In 2018, University of Sydney student magazine Honi Soit published a playful interactive map which chartered the distribution of fast-food restaurants and boutique grocers around the city under the headline, ‘Food fault lines: mapping class through food chains’. The ‘Red Rooster Line’ had already been quoted in research, but this project added other brands, depicting the concentration in ‘The Affluent North’ of upmarket chain Chargrill Charlies and contrasting this with the ‘El Jannah Line’, in what they dubbed ‘The Ethnic West’.

It was a potentially silly but highly descriptive way of depicting where social and ethnic groups find themselves in Australia’s largest city. If you’re west of the Red Rooster Line, you’re likely to earn less, travel longer distances in traffic to get to work, cop more heat in heatwaves and even see your life expectancy reduce. Fairfield is squarely on the ‘have-nots’ side of the ‘Quinoa Curtain’, which is a term my colleague on council Jess Miller likes to use, rather than the more ubiquitous ‘Latte Line’. The Honi Soit map makes it starkly clear that there isn’t just one Sydney. Instead, your experience of the city depends very much on where you live, and the type of food you have access to serves as a metaphor for the range of opportunities you might have access to as well.

City Pulse, a 2018 research project by multinational professional services firm PwC ranked every suburb in the city based on access to work, green space, transport and education, with points deducted for crime and a lack of housing affordability. Once again, a version of the Quinoa Curtain emerged from the data, with the 25 most advantaged suburbs being those that ring Sydney’s glittering harbour. Before our eyes, a country that once saw itself as free of class divides and open to social advancement (justifiably or not) is becoming dramatically less equal.

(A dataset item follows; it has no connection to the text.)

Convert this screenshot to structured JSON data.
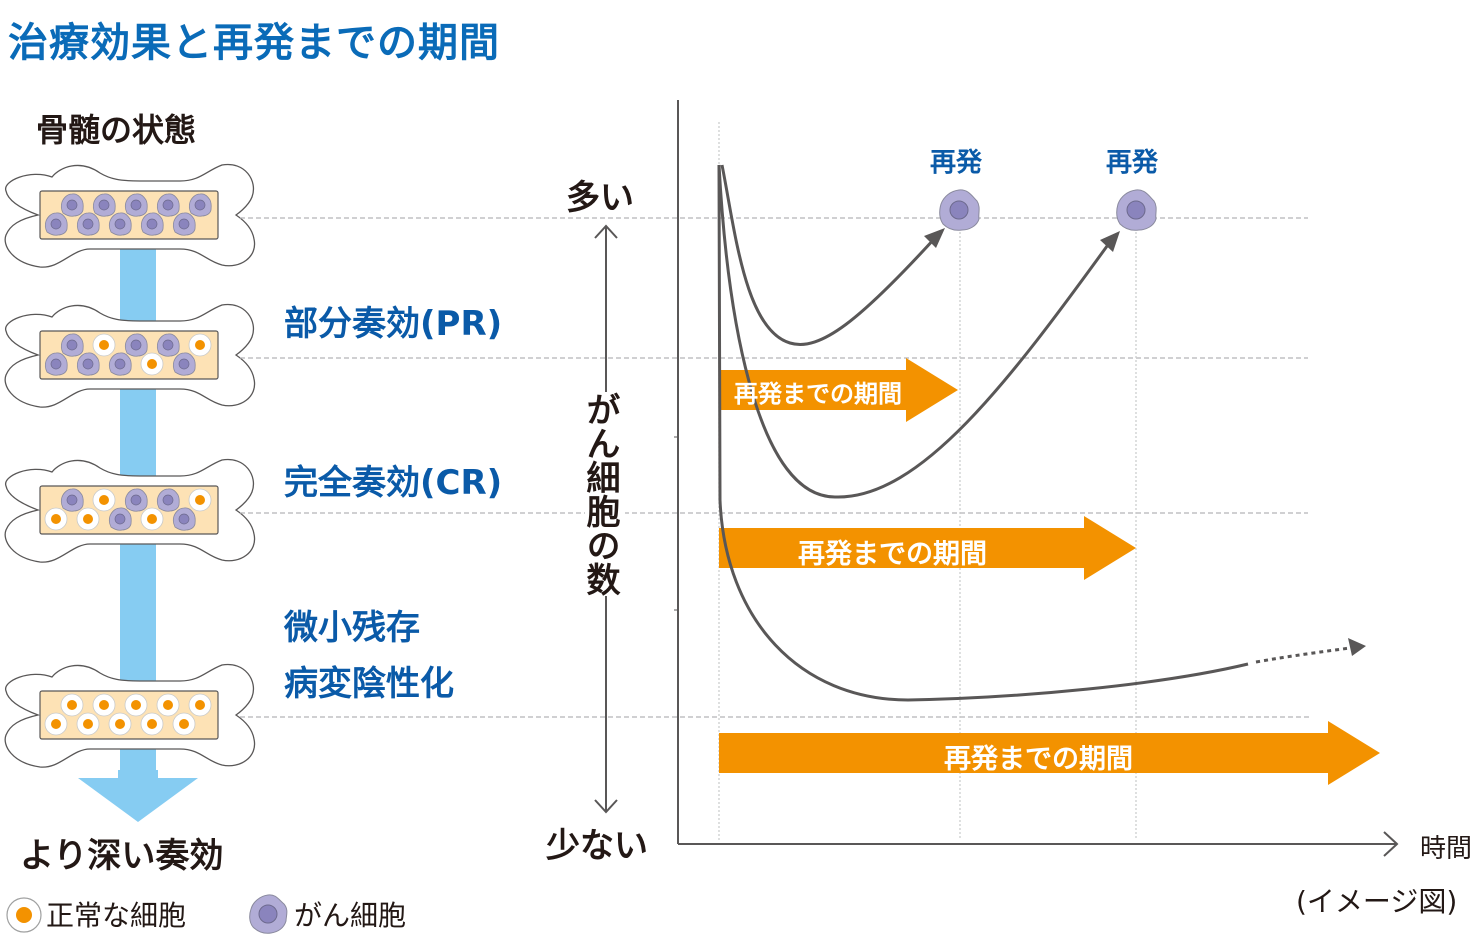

As the dividing line between rich and poor grows wider and wider, it becomes a moat around the castle walls of decision-making. Inside the castle, you have the people who have time to take an interest in the rules of the game we’re all playing, the time to get involved and, often, the language and the tools to have their say. They’re typically the people who have their voices heard, they know how to lodge a complaint or demand that the system meets their requirements, and their experiences of the world can be so astronomically different to those of their poorer neighbours, who are living day to day, that the divisions are reinforced. Over time, the moat gets steadily deeper.

When a society divides into haves and have-nots, how does that impact who has a say and who has a sense of agency over their future? What does a community lose when a huge percentage of its greatest wealth — the imagination, ideas, experiences and creative energy of its next generation — is trapped on the wrong side of an invisible divide? That Latte Line, as it rises in this city and in the forms it takes in so many other places, has the potential to lock out a powerful source of new solutions to the big challenges that face us all.